The Chamber Music Society of Fort Worth bid its goodbye to 2012 on Saturday afternoon with a remarkable concert that was both well played and unusual in its programming.
The society generally -- actually, almost always -- programs pieces that were composed by giants of the distant past and are reassuringly familiar to chamber-music aficionados. This time it presented music by Josef Suk and -- horrors! -- a work by Witold Lutoslawski dating from 1984.
The society did comfort its audience in the Modern Art Museum of Fort Worth by concluding with music by Brahms.
The performers for this program were four distinguished musicians familiar to local audiences: violinist Robert Davidovici, former concertmaster of the Fort Worth; pianist Gustavo Romero of the University of North Texas; Symphony; violist Misha Galaganov of Texas Christian University; and cellist Eugene Osadchy of UNT.
The pre-intermission part of the program was devoted to Suk's Piano Quartet in A minor, Opus 1, and Lutoslawski's Partita for Violin and Piano. It's a good bet that none of those in the auditorium except the performers and annotator Laurie Shulman had heard either work before.
Suk shouldn't be confused with another Josef Suk, his grandson, who was a noted Czech concert violinist who died not long ago. The older Suk had another famous kinsman, Dvorak, who was his father-in-law.
Suk composed his piano quartet when he was 17 years old. It's amazing in how mature it sounds. Judging by this work, Suk had a real gift for melody, a familiarity with the intricacies of all four instruments, and a sense of musical drama.
Lutoslawski's partita was played by Davidovici and Romero (Davidovici will soon be recording an orchestrated version of the work with a London orchestra).
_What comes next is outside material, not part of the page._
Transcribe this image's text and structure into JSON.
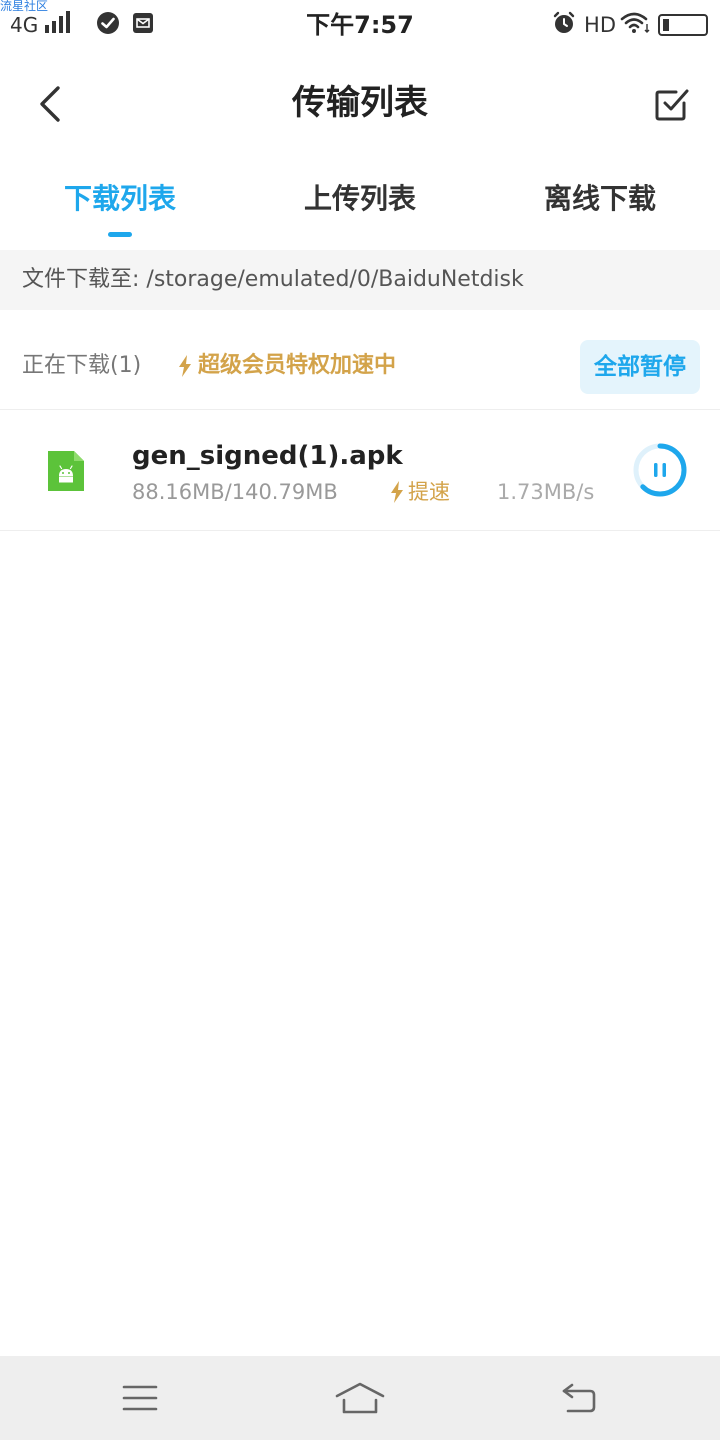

Basically a three-movement composition with a couple of interludes, it reflects the anguish of World War II with moving music that reaches a climax in a long, emotional largo. It's dissonant at times, but I found it a compelling, highly expressive work.
The one work on the program in familiar style was Brahms' Piano Quartet No. 2 in A major.
The four musicians in Saturday's program formed a cohesive team. Especially compelling were Davidovici and Romero in the Lutoslawski, and Romero proved to be a superb partner in the Brahms, forceful when the music called for that but never domineering when his colleagues were the center of attention.
The Chamber Music Society will say hello to 2013 on Jan. 5, in a program featuring former Cliburn Competition finalist Antonio Pompa-Baldi and clarinetist Gregory Raden of the Dallas Symphony Orchestra.